Er bestaat een oude cartoon van Kamagurka met de bekende Bert in de hoofdrol. ‘Als je “nu” zegt,’ zegt Bert, ‘is het al voorbij.’ En dan volgen enkele tekstbalonnetjes met ‘Nu!’ ‘Nu!’ ‘Nu!’ Bert gaat er dus van uit dat ‘nu’ een oneindig klein moment is. Maar psychologisch schijnt dat niet te kloppen. Ons ‘nu’ schijnt ongeveer 3 seconden te duren, de tijd die we nodig hebben om iemand een hand te geven, om een dichtregel op te zeggen, om iets, zelfs als we verstrooid zijn, toch in het kortetermijngeheugen te houden*. Maar als ons leven bestaat uit zo’n opeenvolging van stukjes van 3 seconden, hoe noemen we dan het scheidingslijntje tussen die stukjes?

Oxford-komma
De Oxford-komma is de komma die je gebruikt vóór het woordje en in een opsomming. Toen ik onlangs een kopje plaatste Hilde van Mieghem en andere kortjes, dan suggereerde ik eigenlijk dat de actrice zelf een kortje was. Een lezer reageerde: ‘Bij mij zou het niet waar zijn!’ Ik zal dus voortaan een komma plaatsen voor de toevoeging ‘en andere kortjes’. Je kunt dubbelzinnigheid maar beter vermijden. Anders krijg je zinnetjes als: ‘This book is dedicated to my parents, Ayn Rand and God.’

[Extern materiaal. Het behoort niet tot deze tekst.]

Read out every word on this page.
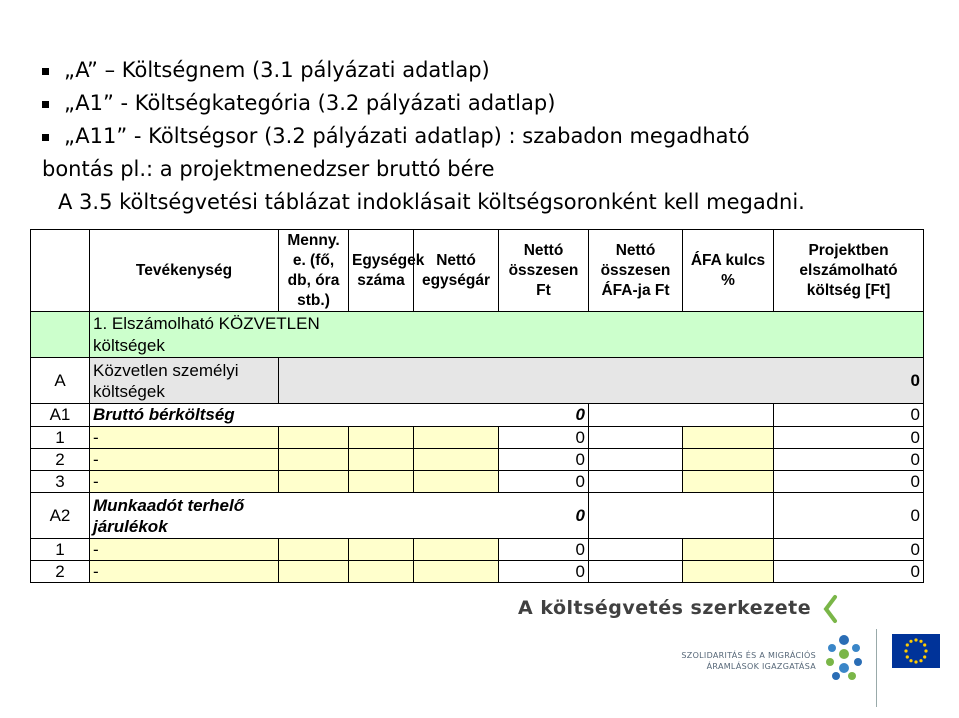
„A” – Költségnem (3.1 pályázati adatlap)
„A1” - Költségkategória (3.2 pályázati adatlap)
„A11” - Költségsor (3.2 pályázati adatlap) : szabadon megadható
bontás pl.: a projektmenedzser bruttó bére
A 3.5 költségvetési táblázat indoklásait költségsoronként kell megadni.
	Tevékenység	Menny. e. (fő, db, óra stb.)	Egységek száma	Nettó egységár	Nettó összesen Ft	Nettó összesen ÁFA-ja Ft	ÁFA kulcs %	Projektben elszámolható költség [Ft]
	1. Elszámolható KÖZVETLEN költségek							
A	Közvetlen személyi költségek	0						
A1	Bruttó bérköltség				0			0
1	-				0			0
2	-				0			0
3	-				0			0
A2	Munkaadót terhelő járulékok				0			0
1	-				0			0
2	-				0			0
A költségvetés szerkezete
SZOLIDARITÁS ÉS A MIGRÁCIÓS
ÁRAMLÁSOK IGAZGATÁSA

(Het is grappiger als je wat thuis bent in het Ayn Rand-universum.)


* Gênant werd mij gesuggereerd door Herman Jacobs. Dat woord heeft inderdaad een mooiere staat van dienst in onze taal. Jan gebruikt het trouwens ook.
** Jan zegt iets tegen mij en hij merkt dat ik niet oplet. Wat heb ik gezegd, vraagt hij. Als hij die vraag stelt binnen de 3 seconden, kan ik het antwoord geven. Wij vinden dat dan allebei raar.